Guest Speakers

We will have evening lectures by people who have made a deep impact in Automated Reasoning. It is our great pleasure to announce confirmed guest speakers:

Peter Andrews, Department of Mathematical Sciences, Carnegie Mellon University, USA, gives Wednesday’s afternoon lecture:

Looking Ahead

Abstract: We discuss some of the opportunities and problems which may confront the field of automated reasoning in the years ahead. We focus on various issues related to the development of a Universal Automated Information System for Science and Technology, and the problem of developing institutional support for long-term projects.

Martin Davis, Department of Computer Science, New York University, USA, gives Thursday’s afternoon lecture:

How I Almost Destroyed the ORDVAC and Other Adventures with Ancient Technology

Abstract: I will tell stories about my adventures with computation in
the 1950s including programming the Presburger procedure and how
Davis-Putnam and Davis-Putnam-Loveland-Logemann came to be.

John Alan Robinson, Syracuse University, New York, USA, gives Friday’s afternoon lecture:

Davis, Putnam, UNIVAC, FORTRAN, and other miracles: how I first got involved with computational logic, and what happened next.
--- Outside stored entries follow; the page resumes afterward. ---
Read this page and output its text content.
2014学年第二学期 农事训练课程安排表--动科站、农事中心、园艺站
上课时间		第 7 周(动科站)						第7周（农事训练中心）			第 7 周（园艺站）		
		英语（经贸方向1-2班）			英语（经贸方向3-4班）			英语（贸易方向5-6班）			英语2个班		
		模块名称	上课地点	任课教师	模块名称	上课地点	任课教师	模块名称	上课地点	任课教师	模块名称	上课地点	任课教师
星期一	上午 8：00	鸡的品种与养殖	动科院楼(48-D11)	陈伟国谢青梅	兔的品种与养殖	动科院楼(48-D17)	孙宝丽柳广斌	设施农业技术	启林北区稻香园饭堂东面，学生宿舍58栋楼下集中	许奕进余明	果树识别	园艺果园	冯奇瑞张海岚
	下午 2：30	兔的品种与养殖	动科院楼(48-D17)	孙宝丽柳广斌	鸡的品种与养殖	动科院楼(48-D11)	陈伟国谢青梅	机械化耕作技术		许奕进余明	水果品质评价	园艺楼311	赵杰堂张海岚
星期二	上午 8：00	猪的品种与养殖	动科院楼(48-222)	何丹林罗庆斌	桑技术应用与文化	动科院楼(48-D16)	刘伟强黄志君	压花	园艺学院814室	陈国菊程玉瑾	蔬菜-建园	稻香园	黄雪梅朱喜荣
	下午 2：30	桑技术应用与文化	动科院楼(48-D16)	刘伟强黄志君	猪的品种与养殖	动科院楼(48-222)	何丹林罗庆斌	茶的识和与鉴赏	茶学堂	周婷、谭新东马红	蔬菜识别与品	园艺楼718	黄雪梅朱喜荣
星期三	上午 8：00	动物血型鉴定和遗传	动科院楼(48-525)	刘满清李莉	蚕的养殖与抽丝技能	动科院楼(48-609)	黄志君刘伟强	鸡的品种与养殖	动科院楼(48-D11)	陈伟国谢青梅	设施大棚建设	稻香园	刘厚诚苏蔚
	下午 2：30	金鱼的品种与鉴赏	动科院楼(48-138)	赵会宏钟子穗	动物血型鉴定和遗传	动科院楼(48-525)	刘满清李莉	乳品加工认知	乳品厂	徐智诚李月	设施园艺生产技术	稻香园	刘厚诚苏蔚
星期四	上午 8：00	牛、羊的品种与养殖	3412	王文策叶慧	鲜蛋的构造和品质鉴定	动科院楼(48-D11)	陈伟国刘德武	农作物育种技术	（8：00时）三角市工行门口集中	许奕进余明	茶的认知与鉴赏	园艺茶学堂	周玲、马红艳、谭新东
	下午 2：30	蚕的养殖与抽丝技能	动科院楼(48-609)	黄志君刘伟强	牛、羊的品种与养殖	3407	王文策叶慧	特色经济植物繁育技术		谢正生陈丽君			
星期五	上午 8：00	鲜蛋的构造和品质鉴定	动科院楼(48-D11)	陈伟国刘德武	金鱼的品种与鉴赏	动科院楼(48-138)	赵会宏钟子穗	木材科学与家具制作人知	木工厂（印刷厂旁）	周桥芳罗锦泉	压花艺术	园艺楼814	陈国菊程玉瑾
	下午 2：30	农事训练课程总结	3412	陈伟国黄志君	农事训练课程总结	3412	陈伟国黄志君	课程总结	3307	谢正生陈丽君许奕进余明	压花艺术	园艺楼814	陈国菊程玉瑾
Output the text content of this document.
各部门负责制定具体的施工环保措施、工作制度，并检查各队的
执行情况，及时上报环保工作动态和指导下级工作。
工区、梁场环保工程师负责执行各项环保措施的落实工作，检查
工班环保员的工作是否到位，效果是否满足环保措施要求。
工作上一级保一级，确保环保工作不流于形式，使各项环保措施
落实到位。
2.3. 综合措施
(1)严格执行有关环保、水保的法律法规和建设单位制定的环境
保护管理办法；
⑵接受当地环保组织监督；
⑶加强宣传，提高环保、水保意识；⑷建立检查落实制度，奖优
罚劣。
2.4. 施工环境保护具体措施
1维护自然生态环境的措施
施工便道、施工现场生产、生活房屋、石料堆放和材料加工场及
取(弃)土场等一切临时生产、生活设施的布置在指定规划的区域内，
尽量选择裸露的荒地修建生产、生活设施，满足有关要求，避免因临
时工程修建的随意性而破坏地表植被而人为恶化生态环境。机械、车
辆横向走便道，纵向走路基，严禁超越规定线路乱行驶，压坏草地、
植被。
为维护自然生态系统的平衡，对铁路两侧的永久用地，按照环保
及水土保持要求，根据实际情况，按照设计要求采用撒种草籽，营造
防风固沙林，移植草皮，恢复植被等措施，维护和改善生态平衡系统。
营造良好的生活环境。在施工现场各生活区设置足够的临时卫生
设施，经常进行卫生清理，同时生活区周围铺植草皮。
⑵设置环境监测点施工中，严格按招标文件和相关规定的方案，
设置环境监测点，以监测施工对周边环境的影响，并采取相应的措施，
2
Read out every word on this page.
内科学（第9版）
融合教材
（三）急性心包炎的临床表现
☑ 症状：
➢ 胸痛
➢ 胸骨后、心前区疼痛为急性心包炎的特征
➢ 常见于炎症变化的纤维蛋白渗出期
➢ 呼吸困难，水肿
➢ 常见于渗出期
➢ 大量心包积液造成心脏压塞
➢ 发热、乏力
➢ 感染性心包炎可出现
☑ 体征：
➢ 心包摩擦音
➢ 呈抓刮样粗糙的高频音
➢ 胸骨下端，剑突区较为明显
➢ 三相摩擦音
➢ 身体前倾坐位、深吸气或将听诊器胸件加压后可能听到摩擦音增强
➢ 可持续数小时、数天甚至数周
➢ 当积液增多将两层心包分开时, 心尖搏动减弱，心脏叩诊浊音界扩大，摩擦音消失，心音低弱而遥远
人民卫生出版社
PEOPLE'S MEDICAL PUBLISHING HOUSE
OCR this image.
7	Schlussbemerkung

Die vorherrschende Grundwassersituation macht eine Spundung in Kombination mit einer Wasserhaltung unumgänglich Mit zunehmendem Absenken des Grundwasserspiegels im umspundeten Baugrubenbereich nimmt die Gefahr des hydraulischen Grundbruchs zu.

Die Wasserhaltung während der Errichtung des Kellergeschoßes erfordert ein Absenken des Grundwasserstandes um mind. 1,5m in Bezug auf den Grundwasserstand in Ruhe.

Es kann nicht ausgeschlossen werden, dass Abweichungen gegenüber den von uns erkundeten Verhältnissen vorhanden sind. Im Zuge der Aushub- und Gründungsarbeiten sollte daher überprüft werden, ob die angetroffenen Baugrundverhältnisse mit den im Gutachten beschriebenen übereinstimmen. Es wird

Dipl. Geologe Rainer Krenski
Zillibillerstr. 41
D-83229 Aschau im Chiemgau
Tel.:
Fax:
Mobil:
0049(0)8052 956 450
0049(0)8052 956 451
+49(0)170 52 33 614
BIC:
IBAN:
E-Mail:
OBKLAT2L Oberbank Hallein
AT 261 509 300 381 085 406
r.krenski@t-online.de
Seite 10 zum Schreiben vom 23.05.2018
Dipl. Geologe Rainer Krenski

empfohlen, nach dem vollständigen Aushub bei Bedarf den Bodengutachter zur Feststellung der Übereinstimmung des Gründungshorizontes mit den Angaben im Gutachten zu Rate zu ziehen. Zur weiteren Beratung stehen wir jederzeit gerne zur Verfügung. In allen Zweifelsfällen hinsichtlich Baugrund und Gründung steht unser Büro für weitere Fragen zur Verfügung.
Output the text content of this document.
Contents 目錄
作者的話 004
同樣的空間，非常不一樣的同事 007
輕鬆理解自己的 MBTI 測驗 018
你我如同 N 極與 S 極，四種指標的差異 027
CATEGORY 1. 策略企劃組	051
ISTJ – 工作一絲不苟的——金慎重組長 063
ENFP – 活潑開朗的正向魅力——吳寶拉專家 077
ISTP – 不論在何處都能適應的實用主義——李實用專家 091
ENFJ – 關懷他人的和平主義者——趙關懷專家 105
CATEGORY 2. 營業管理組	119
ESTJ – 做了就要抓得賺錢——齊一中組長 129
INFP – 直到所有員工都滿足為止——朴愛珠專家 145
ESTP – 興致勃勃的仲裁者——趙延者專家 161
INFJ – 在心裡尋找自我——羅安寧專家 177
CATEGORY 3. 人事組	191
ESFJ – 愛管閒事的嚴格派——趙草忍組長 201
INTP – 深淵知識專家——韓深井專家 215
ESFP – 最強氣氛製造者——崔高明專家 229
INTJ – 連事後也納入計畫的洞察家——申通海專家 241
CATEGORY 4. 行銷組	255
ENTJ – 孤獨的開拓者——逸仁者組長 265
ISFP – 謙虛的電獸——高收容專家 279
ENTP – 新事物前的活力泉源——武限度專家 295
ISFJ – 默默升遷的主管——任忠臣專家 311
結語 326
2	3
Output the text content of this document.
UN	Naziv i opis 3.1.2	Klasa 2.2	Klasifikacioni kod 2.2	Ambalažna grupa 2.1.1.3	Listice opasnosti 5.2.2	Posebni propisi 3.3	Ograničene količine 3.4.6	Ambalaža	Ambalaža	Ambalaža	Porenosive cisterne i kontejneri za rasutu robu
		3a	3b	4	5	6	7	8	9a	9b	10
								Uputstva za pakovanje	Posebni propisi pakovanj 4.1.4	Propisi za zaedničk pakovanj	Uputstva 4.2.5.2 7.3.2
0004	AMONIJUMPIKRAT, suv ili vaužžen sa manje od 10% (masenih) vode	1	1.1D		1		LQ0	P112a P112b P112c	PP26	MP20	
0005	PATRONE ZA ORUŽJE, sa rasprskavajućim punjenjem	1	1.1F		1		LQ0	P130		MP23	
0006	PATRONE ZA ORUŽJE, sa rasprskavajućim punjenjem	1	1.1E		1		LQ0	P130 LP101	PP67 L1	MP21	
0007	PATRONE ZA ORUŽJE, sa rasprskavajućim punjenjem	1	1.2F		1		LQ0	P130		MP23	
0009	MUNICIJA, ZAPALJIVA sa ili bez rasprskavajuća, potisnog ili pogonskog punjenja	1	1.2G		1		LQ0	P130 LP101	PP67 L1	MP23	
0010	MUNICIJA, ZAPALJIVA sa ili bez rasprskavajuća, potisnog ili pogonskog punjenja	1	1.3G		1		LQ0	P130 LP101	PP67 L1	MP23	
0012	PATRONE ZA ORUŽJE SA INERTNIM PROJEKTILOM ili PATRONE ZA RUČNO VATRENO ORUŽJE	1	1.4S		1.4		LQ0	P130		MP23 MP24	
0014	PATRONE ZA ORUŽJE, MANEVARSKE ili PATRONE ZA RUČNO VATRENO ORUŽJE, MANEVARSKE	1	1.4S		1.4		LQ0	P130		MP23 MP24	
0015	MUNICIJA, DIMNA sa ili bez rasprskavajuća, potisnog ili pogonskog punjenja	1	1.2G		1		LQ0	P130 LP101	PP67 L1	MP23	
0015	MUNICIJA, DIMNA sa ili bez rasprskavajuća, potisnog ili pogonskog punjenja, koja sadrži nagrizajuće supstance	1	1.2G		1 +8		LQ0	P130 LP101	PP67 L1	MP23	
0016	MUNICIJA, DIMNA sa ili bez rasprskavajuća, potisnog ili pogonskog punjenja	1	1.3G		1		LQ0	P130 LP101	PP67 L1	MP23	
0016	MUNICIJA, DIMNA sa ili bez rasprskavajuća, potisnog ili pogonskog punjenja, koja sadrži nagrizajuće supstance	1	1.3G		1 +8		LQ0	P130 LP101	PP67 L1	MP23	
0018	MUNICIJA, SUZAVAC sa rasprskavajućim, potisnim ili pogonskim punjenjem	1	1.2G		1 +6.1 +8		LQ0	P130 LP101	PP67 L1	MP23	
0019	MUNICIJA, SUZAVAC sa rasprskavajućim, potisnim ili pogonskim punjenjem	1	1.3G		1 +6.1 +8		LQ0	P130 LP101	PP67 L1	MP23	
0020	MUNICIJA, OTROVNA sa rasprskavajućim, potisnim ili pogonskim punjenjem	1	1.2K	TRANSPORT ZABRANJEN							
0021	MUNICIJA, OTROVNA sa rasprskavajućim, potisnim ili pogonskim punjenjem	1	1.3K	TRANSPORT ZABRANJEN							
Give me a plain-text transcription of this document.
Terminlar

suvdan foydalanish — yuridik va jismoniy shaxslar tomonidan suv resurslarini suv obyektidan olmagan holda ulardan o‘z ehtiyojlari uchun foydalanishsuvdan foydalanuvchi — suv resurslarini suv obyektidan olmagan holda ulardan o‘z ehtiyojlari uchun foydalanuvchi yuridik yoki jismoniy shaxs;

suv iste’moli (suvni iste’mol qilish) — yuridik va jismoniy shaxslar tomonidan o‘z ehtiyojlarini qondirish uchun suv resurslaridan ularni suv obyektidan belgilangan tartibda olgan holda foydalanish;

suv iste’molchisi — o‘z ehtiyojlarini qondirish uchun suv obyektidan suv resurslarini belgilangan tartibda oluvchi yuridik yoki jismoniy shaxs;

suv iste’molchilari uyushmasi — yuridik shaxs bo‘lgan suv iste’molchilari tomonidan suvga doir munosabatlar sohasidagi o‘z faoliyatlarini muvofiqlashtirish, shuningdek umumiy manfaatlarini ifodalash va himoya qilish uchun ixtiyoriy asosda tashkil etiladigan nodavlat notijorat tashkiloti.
Abstract: Recollections of encounters with the people, ideas, machines and
organizations involved with logic and computers in the 1950s and 1960s.
Hopes for automated reasoning, and indeed for Artificial Intelligence in general,
were in those early days exciting but alas, at least some of them have turned out to
have been naively over-optimistic. Nevertheless automated deduction, especially in the form
of proof assistants, has come a long way since then, and I will end my
talk by discussing where I hope further developments in logic and the
epistemology of mathematics might lead.